There are controversies surrounding chocolate. Much of it is produced in the Ivory Coast in Africa and child labor is a huge issue, as is fair wages for growers and producers. The growing movement for Fair Trade chocolate is very important to combat exploitation, however, Fair Trade chocolate is only a tiny percent of the chocolate trade. In addition, there are not regulated standards for what Fair Trade means, so different companies may have different definitions that they follow. The truth is that to be an ethical consumer of chocolate, it may be necessary to research where a company sources their chocolate and not to simply trust a Fair Trade Label.
What about our chocolate? Two examples: our chocolate chips come from Agostini, an Italian family owned chocolate company that is on the Food Empowerment Project’s approved list. Our raw cacao powder is from the Ojio brand and is sourced in the Dominican Republic (South American chocolate is considered overall better because it has less slavery and child labor issues then Africa). We choose ethical wholesale companies such as Glory Bee and Earthly Gourmet, to purchase our bulk products from.

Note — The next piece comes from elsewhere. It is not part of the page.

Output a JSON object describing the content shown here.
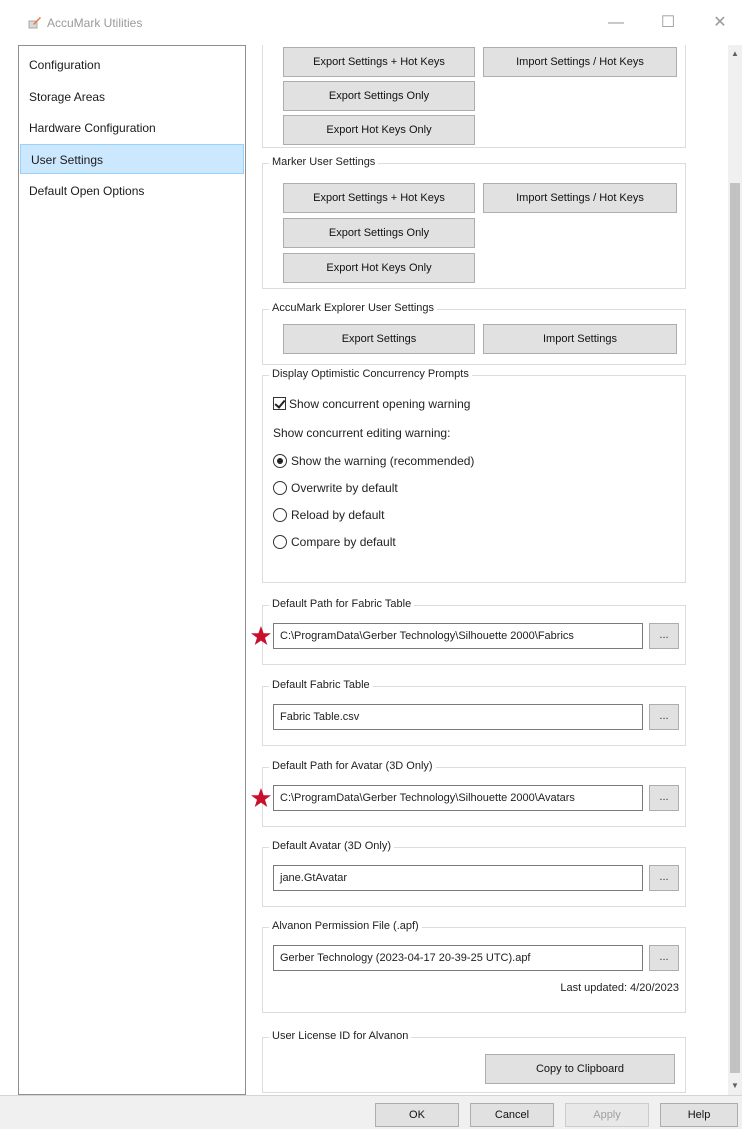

Chocolate has many chemicals and compounds in it that are interesting from a health perspective. However, it should be kept in mind that these are present in the cocoa mass, and that as that whole food product is altered with sugar and other fats, the health benefits are diluted even as the calorie intake is increased. The darker and more bitter the chocolate, the more of the health benefits you are getting. Anyone who claims milk chocolate has healthy qualities – well, let’s just say that’s very wishful thinking.
Some of the potential benefits of dark chocolate are positive effects to the circulatory and cardiovascular system, reduction in blood pressure, lower cholesterol, and a boost to cognitive abilities. It’s also high in minerals and antioxidants.
Chocolate has been considered an aphrodisiac for centuries, and became associated with Valentine’s day in Victorian England. Cadbury’s Chocolate Company started selling their new chocolate candy in heart shaped boxes in 1861. Our selection of chocolate treats this February including truffles, cupcakes, peanut butter pie and a smoothie, should satisfy any chocolate lover.